Die Lage im Verkehrsgewerbe bleibt gespalten. Im Güterverkehr ist zumindest das Beförderungsvolumen annähernd zufriedenstellend, aber die erneut kräftig steigenden Kraftstoffpreise belasten die Gütertransporteure. Verzweifelt sind dagegen die Unternehmen in der Personenbeförderung. Busse wie Taxen sind kaum ausgelastet, ein wirtschaftlicher Betrieb derzeit unmöglich.
Die Geschäftslage der Banken ist unverändert zufriedenstellend. Das Kreditgeschäft mit Privat- und Geschäftskunden war im ersten Quartal expansiv. Die Geschäftserwartungen bleiben aufgrund der wirtschaftlichen Probleme etlicher Unternehmen und den absehbaren Kreditausfällen ungünstig.
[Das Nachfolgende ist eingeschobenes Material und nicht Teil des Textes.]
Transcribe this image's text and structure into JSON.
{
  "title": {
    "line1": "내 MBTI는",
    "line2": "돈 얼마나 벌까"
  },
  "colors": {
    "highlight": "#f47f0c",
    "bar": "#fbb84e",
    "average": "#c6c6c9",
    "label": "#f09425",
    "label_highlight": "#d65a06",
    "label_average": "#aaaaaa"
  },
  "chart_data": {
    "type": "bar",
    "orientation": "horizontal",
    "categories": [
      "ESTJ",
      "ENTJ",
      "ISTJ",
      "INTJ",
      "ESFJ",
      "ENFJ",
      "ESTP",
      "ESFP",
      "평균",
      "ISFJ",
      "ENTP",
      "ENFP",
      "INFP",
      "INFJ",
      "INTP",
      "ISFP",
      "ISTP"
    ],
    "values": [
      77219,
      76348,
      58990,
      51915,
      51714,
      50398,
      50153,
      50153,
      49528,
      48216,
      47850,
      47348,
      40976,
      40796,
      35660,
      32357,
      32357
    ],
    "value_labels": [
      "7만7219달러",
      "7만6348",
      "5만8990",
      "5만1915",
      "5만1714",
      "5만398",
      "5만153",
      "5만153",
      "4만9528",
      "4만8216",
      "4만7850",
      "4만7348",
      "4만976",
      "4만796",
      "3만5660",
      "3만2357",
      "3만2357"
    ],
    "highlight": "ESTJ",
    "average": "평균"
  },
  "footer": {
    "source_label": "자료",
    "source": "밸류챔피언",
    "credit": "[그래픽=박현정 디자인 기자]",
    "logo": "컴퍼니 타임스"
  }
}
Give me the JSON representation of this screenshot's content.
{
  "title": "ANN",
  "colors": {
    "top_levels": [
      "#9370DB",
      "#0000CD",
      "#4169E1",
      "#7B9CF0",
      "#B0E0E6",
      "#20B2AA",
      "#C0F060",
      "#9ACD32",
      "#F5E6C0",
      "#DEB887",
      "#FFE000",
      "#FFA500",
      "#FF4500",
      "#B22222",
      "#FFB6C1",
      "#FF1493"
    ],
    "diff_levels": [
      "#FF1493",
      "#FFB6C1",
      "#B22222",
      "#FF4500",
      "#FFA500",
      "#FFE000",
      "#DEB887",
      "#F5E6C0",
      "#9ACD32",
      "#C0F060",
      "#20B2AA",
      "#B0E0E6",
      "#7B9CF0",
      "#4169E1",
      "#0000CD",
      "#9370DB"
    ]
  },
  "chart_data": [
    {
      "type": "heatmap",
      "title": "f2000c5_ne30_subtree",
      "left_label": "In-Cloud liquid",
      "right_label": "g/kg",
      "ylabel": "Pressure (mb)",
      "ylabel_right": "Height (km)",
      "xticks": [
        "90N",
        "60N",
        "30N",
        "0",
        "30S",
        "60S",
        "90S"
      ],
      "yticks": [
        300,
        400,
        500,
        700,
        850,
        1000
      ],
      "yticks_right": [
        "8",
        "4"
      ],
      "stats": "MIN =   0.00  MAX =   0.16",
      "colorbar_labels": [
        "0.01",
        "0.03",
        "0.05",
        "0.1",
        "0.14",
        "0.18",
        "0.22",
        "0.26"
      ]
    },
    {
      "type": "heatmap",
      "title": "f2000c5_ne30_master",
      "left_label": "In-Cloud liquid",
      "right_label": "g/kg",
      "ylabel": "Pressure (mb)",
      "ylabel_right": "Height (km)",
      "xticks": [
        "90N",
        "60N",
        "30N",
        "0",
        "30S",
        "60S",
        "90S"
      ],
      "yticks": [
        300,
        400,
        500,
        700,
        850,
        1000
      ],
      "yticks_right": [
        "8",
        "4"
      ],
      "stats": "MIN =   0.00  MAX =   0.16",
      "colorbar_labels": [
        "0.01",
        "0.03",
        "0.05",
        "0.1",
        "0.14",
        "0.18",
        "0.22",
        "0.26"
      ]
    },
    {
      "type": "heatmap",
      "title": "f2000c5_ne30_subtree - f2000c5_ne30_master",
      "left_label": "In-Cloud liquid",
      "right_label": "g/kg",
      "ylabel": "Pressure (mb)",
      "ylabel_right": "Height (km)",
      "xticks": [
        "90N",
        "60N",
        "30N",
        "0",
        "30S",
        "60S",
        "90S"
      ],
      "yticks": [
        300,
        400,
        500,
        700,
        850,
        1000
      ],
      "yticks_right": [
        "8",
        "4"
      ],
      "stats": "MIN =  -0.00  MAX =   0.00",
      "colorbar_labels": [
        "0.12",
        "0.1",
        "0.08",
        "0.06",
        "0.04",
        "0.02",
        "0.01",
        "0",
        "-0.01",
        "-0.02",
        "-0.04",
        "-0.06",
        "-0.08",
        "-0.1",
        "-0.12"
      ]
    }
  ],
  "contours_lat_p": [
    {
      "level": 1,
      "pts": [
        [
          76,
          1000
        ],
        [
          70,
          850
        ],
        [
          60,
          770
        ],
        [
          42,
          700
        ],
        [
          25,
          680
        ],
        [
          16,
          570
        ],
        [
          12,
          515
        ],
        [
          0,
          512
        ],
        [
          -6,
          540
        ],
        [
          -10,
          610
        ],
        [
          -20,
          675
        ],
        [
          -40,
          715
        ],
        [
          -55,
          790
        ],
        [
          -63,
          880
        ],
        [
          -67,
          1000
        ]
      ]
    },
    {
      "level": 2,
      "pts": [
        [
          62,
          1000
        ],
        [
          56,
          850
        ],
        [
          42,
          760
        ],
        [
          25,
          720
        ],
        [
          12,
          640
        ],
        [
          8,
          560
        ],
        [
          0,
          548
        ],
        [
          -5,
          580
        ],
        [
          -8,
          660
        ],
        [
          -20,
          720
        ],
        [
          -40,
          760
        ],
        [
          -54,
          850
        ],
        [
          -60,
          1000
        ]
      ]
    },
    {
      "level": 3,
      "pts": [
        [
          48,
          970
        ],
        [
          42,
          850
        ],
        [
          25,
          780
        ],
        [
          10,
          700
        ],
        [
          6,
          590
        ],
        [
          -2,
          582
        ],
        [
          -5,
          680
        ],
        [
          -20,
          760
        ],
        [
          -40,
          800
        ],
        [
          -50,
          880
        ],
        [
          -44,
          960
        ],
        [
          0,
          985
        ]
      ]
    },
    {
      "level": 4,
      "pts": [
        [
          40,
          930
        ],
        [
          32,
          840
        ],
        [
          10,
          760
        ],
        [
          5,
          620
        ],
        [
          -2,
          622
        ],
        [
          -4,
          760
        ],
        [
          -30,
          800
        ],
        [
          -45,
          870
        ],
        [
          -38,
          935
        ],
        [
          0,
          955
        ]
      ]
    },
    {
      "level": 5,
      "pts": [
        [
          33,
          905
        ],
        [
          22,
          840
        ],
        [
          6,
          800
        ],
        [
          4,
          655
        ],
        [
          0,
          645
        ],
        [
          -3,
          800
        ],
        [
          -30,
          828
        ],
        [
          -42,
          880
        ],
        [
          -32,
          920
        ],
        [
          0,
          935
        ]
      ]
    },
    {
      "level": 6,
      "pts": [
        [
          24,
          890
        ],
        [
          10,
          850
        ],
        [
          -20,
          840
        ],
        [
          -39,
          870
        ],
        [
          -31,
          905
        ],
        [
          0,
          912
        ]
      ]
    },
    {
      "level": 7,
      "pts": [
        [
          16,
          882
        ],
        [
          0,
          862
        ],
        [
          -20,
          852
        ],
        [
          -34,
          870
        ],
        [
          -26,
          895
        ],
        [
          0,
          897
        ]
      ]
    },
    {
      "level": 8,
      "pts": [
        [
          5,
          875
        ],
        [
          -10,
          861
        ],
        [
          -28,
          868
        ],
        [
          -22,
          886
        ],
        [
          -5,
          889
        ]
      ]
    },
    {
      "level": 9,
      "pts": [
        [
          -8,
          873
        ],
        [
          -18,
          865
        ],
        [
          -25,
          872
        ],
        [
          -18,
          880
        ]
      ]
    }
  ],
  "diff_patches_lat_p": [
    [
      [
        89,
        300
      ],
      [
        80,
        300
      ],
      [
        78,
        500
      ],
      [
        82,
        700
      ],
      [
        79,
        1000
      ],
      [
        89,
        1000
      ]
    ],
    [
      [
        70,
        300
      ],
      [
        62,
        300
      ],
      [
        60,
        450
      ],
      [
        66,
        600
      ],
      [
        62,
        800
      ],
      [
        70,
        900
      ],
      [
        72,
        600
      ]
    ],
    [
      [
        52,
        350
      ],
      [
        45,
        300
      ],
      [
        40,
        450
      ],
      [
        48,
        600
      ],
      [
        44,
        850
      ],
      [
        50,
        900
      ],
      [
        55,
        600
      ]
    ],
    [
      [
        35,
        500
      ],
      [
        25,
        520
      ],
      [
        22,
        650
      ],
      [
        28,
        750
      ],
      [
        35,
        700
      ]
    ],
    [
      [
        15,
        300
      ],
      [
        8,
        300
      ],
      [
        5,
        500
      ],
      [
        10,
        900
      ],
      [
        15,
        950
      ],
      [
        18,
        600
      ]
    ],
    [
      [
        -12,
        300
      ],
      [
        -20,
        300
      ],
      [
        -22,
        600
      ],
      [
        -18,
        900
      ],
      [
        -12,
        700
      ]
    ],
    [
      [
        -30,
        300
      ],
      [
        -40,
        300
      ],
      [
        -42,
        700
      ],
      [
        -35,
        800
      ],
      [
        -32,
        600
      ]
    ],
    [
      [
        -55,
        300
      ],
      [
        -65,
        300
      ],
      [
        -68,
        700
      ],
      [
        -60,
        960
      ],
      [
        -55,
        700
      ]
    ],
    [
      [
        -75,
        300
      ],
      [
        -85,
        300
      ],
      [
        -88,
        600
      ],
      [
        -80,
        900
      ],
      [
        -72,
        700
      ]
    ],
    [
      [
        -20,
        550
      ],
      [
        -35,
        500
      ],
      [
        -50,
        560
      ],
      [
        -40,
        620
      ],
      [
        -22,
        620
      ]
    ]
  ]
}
Die Versicherungen sind mit dem Neugeschäft nicht zufrieden, erwarten aber eine Belebung des Geschäfts und höhere Beitragseinnahmen.
Bei den Dienstleistungsunternehmen sind die Geschäftsverläufe zwischen den Branchen sehr unterschiedlich. Während die Bereiche Medien und IT, Immobilien, Beratung, Werbung sowie Architektur- und Ingenieurbüros mit der Geschäftsentwicklung zufrieden sind, haben Veranstalter und Dienstleister mit persönlichen Kontakten seit nunmehr einem Jahr kaum Umsätze.
Ausblick
„Die Industrie kommt dank eines wieder erstarkten Auslandsgeschäfts gut aus der Krise heraus. Aber Einzelhandel und persönliche Dienstleistungen kämpfen dagegen ums Überleben. Die Unternehmen sind frustriert vom Endlos-Lockdown und sehen kaum eine wirtschaftliche Perspektive. Eine mögliche Schließung aller Betriebe zur Eindämmung der Pandemie scheidet allerdings schon aus technischer Sicht aus. Ohne schnelle Erfolge beim Impfen ist somit keine durchgreifende Besserung zu erwarten. Die finanziellen Unterstützungen müssen daher bis zum Ende der Einschränkungen fortgesetzt werden“, so die Einschätzung des IHKN-Sprechers Dr. Hoppe.
Der IHK-Konjunkturklimaindikator gibt die Einschätzung der Unternehmen der gegenwärtigen und der erwarteten Geschäftslage wider.
Befragungszeitraum 24.03.2021-12.04.2021; 2025 Antworten
Die IHK Niedersachsen ist die Landesarbeitsgemeinschaft der IHK Braunschweig, IHK Hannover, IHK Lüneburg-Wolfsburg, Oldenburgischen IHK, IHK Osnabrück - Emsland - Grafschaft Bentheim, IHK für Ostfriesland und Papenburg sowie IHK Stade für den Elbe-Weser-Raum. Sie vertritt rund 495.000 gewerbliche Unternehmen gegenüber Politik und Verwaltung.